Throughout the discussion, the panelists emphasized the importance and challenges of building strong governance structures and institutions, addressing high fertility and mortality rates, and closing the skills gap among the youth. The panelists also highlighted issues such as investing in manufacturing, balancing human capital development and infrastructure development, building systems to govern innovation, and reforming curricula to promote entrepreneurship. According to several of the panelists, new opportunities, including those around the African Continental Free Trade Agreement, show promise, though challenges around persistent poverty and ballooning national debt loom large. Dr. Mangeni summed up the call to action by saying, “We can never have the Africa we want unless we have the Africans we want.”
Following the panel discussion, the audience was eager to discuss the economization of politics, economic dependence issues, fertility management, empowering youth with education and skills, closing the gap between leaders and youth, addressing corruption, and attracting and nurturing innovations and innovators.
On January 25, AGI partnered with the International Growth Centre for the launch event in Kigali. The event’s panel discussion was moderated by Louise Umutoni, government specialist at the U.K. Department for International Development. In addition to Coulibaly, panelists included Leonard Rugwabiza, economic adviser for the Ministry of Finance and Economic Planning of Rwanda; Youssef Travaly, vice president of the Next Einstein Forum and a Foresight Africa contributor; and Josephine Uwamariya, country director for Rwanda at ActionAid International.
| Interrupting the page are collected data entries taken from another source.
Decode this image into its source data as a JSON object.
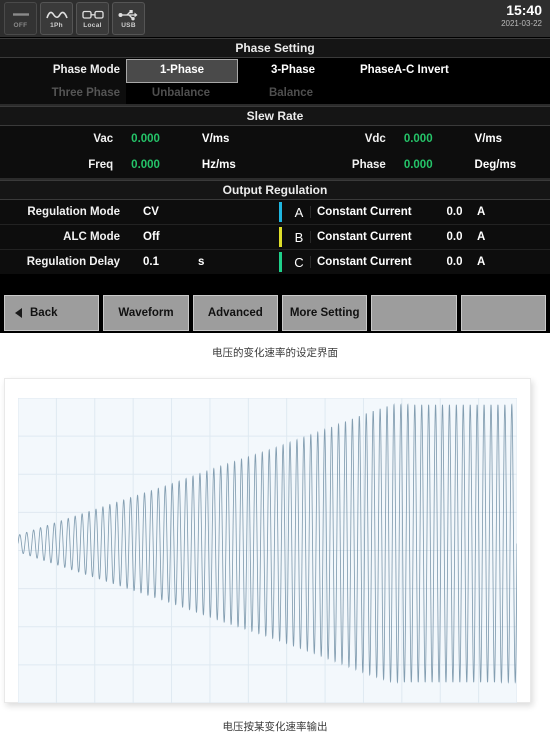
{
  "instrument": {
    "statusbar": {
      "icons": [
        {
          "name": "output-off-icon",
          "label": "OFF",
          "glyph": "—",
          "state": "off"
        },
        {
          "name": "waveform-1ph-icon",
          "label": "1Ph",
          "glyph": "sine",
          "state": "on"
        },
        {
          "name": "local-remote-icon",
          "label": "Local",
          "glyph": "link",
          "state": "on"
        },
        {
          "name": "usb-icon",
          "label": "USB",
          "glyph": "usb",
          "state": "on"
        }
      ],
      "time": "15:40",
      "date": "2021-03-22"
    },
    "phase_setting": {
      "title": "Phase Setting",
      "row1": {
        "label": "Phase Mode",
        "selected": "1-Phase",
        "options": [
          "1-Phase",
          "3-Phase",
          "PhaseA-C Invert"
        ]
      },
      "row2": {
        "label": "Three Phase",
        "options": [
          "Unbalance",
          "Balance"
        ]
      }
    },
    "slew_rate": {
      "title": "Slew Rate",
      "rows": [
        {
          "label": "Vac",
          "value": "0.000",
          "unit": "V/ms",
          "label2": "Vdc",
          "value2": "0.000",
          "unit2": "V/ms"
        },
        {
          "label": "Freq",
          "value": "0.000",
          "unit": "Hz/ms",
          "label2": "Phase",
          "value2": "0.000",
          "unit2": "Deg/ms"
        }
      ]
    },
    "output_regulation": {
      "title": "Output Regulation",
      "left_rows": [
        {
          "label": "Regulation Mode",
          "value": "CV",
          "unit": ""
        },
        {
          "label": "ALC Mode",
          "value": "Off",
          "unit": ""
        },
        {
          "label": "Regulation Delay",
          "value": "0.1",
          "unit": "s"
        }
      ],
      "phases": [
        {
          "name": "A",
          "color": "#1fb6e0",
          "mode": "Constant Current",
          "value": "0.0",
          "unit": "A"
        },
        {
          "name": "B",
          "color": "#dede2a",
          "mode": "Constant Current",
          "value": "0.0",
          "unit": "A"
        },
        {
          "name": "C",
          "color": "#1fd08a",
          "mode": "Constant Current",
          "value": "0.0",
          "unit": "A"
        }
      ]
    },
    "softkeys": [
      {
        "label": "Back",
        "icon": "triangle-left-icon"
      },
      {
        "label": "Waveform",
        "icon": ""
      },
      {
        "label": "Advanced",
        "icon": ""
      },
      {
        "label": "More Setting",
        "icon": ""
      },
      {
        "label": "",
        "icon": ""
      },
      {
        "label": "",
        "icon": ""
      }
    ]
  },
  "captions": {
    "top": "电压的变化速率的设定界面",
    "bottom": "电压按某变化速率输出"
  },
  "chart_data": {
    "type": "line",
    "title": "",
    "xlabel": "",
    "ylabel": "",
    "grid": true,
    "legend": null,
    "background": "#f3f8fc",
    "line_color": "#7794a8",
    "grid_color": "#dfe9f1",
    "description": "Sine wave whose amplitude ramps linearly upward then plateaus (voltage slew rate output)",
    "x": [
      0,
      0.1,
      0.2,
      0.3,
      0.4,
      0.5,
      0.6,
      0.7,
      0.75,
      0.8,
      0.9,
      1.0
    ],
    "envelope": [
      0.06,
      0.18,
      0.3,
      0.42,
      0.55,
      0.67,
      0.8,
      0.94,
      1.0,
      1.0,
      1.0,
      1.0
    ],
    "cycles": 72,
    "amplitude_start": 0.06,
    "amplitude_plateau": 1.0,
    "plateau_start_x": 0.72,
    "ylim": [
      -1.1,
      1.1
    ],
    "xlim": [
      0,
      1
    ]
  }
}
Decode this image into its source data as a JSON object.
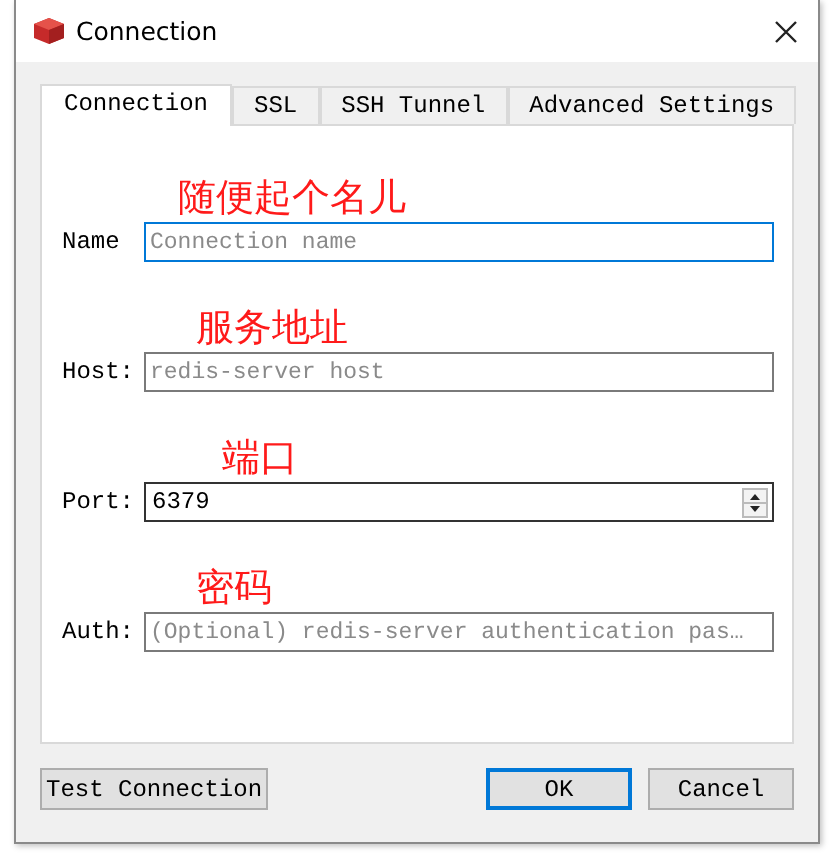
{
  "window": {
    "title": "Connection"
  },
  "tabs": [
    {
      "label": "Connection",
      "selected": true
    },
    {
      "label": "SSL",
      "selected": false
    },
    {
      "label": "SSH Tunnel",
      "selected": false
    },
    {
      "label": "Advanced Settings",
      "selected": false
    }
  ],
  "fields": [
    {
      "label": "Name",
      "kind": "text",
      "placeholder": "Connection name",
      "focused": true,
      "annotation": "随便起个名儿"
    },
    {
      "label": "Host:",
      "kind": "text",
      "placeholder": "redis-server host",
      "focused": false,
      "annotation": "服务地址"
    },
    {
      "label": "Port:",
      "kind": "spinner",
      "value": "6379",
      "focused": false,
      "annotation": "端口"
    },
    {
      "label": "Auth:",
      "kind": "text",
      "placeholder": "(Optional) redis-server authentication pas…",
      "focused": false,
      "annotation": "密码"
    }
  ],
  "buttons": [
    {
      "label": "Test Connection",
      "default": false
    },
    {
      "label": "OK",
      "default": true
    },
    {
      "label": "Cancel",
      "default": false
    }
  ]
}
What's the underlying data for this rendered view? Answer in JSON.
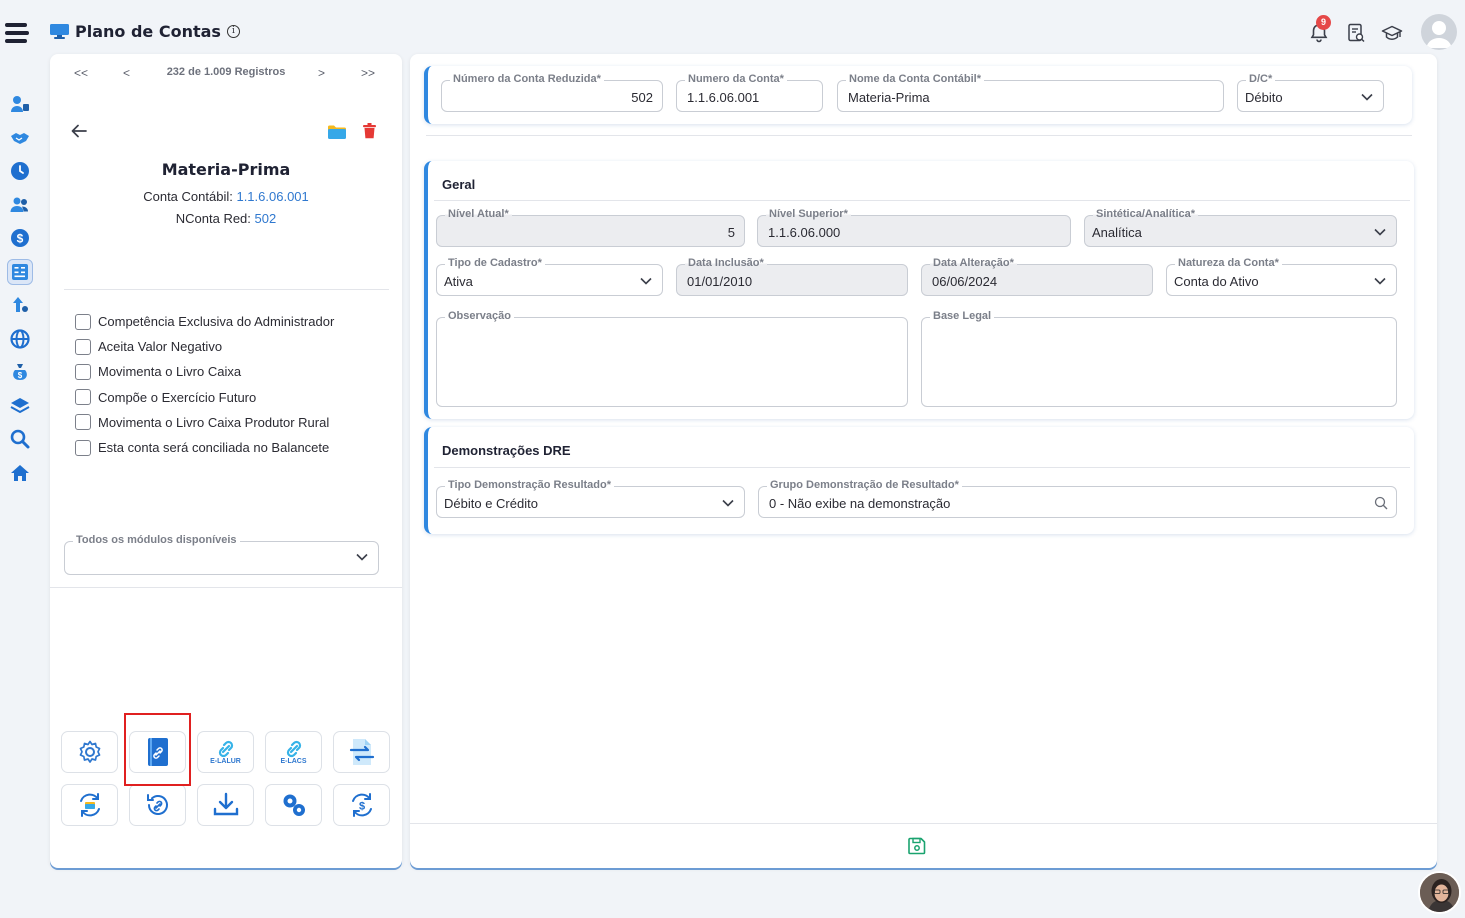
{
  "header": {
    "title": "Plano de Contas",
    "notifications_count": "9"
  },
  "left": {
    "pager": {
      "first": "<<",
      "prev": "<",
      "count": "232 de 1.009 Registros",
      "next": ">",
      "last": ">>"
    },
    "account_name": "Materia-Prima",
    "conta_contabil_label": "Conta Contábil:",
    "conta_contabil_value": "1.1.6.06.001",
    "nconta_label": "NConta Red:",
    "nconta_value": "502",
    "checkboxes": [
      "Competência Exclusiva do Administrador",
      "Aceita Valor Negativo",
      "Movimenta o Livro Caixa",
      "Compõe o Exercício Futuro",
      "Movimenta o Livro Caixa Produtor Rural",
      "Esta conta será conciliada no Balancete"
    ],
    "modules_label": "Todos os módulos disponíveis",
    "modules_value": "",
    "tools": {
      "elalur": "E-LALUR",
      "elacs": "E-LACS"
    }
  },
  "top_form": {
    "conta_reduzida_label": "Número da Conta Reduzida*",
    "conta_reduzida_value": "502",
    "numero_conta_label": "Numero da Conta*",
    "numero_conta_value": "1.1.6.06.001",
    "nome_conta_label": "Nome da Conta Contábil*",
    "nome_conta_value": "Materia-Prima",
    "dc_label": "D/C*",
    "dc_value": "Débito"
  },
  "geral": {
    "title": "Geral",
    "nivel_atual_label": "Nível Atual*",
    "nivel_atual_value": "5",
    "nivel_superior_label": "Nível Superior*",
    "nivel_superior_value": "1.1.6.06.000",
    "sintetica_label": "Sintética/Analítica*",
    "sintetica_value": "Analítica",
    "tipo_cadastro_label": "Tipo de Cadastro*",
    "tipo_cadastro_value": "Ativa",
    "data_inclusao_label": "Data Inclusão*",
    "data_inclusao_value": "01/01/2010",
    "data_alteracao_label": "Data Alteração*",
    "data_alteracao_value": "06/06/2024",
    "natureza_label": "Natureza da Conta*",
    "natureza_value": "Conta do Ativo",
    "observacao_label": "Observação",
    "base_legal_label": "Base Legal"
  },
  "dre": {
    "title": "Demonstrações DRE",
    "tipo_label": "Tipo Demonstração Resultado*",
    "tipo_value": "Débito e Crédito",
    "grupo_label": "Grupo Demonstração de Resultado*",
    "grupo_value": "0 - Não exibe na demonstração"
  },
  "colors": {
    "accent": "#2f88e0",
    "link": "#2f78cf",
    "highlight": "#e02020",
    "save": "#1aa36f"
  }
}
As in Kampala, panelists engaged in a vibrant discussion around debt sustainability and how governments can best finance the recommendations made in the report. Improving, expanding, and financing education was also a main point of discussion. Notably, the role of the Fourth Industrial Revolution (4IR) came up—particularly the tension between job creation and the adoption of advanced technology like artificial intelligence. Panelists agreed that the 4IR is creating unprecedented opportunities in health, education, and other areas, but its threat to jobs should not be ignored.
In Dakar, AGI partnered with the Laboratoire d’Analyse des Politiques de Développement at the University Cheikh Anta Diop. The event was moderated by Danielle Paquette, the Washington Post’s West Africa bureau chief, and featured five panelists: Coulibaly; Cheikh Kanté, minister in charge of the Plan for an Emerging Senegal (Plan Sénégal Emergant); Ismaïla Madior Fall, minister of state to the president of Senegal; Karima Bounemra, director of the African Institute for Economic Development and Planning at the United Nations Economic Commission for Africa; and Ahmadou Aly Mbaye, nonresident senior fellow at AGI and director of Laboratoire d’Analyse des Politiques de Développement.
Overall, the panelists were optimistic about Africa’s growth more generally and Senegal’s accomplishments specifically. Democracy, good governance, financing for development, and job creation for youth were some of the top issues discussed. As in Kigali, the issue of curbing fertility rates in Africa was also a topic of discussion.
After each program, the panelists answered questions from the audience.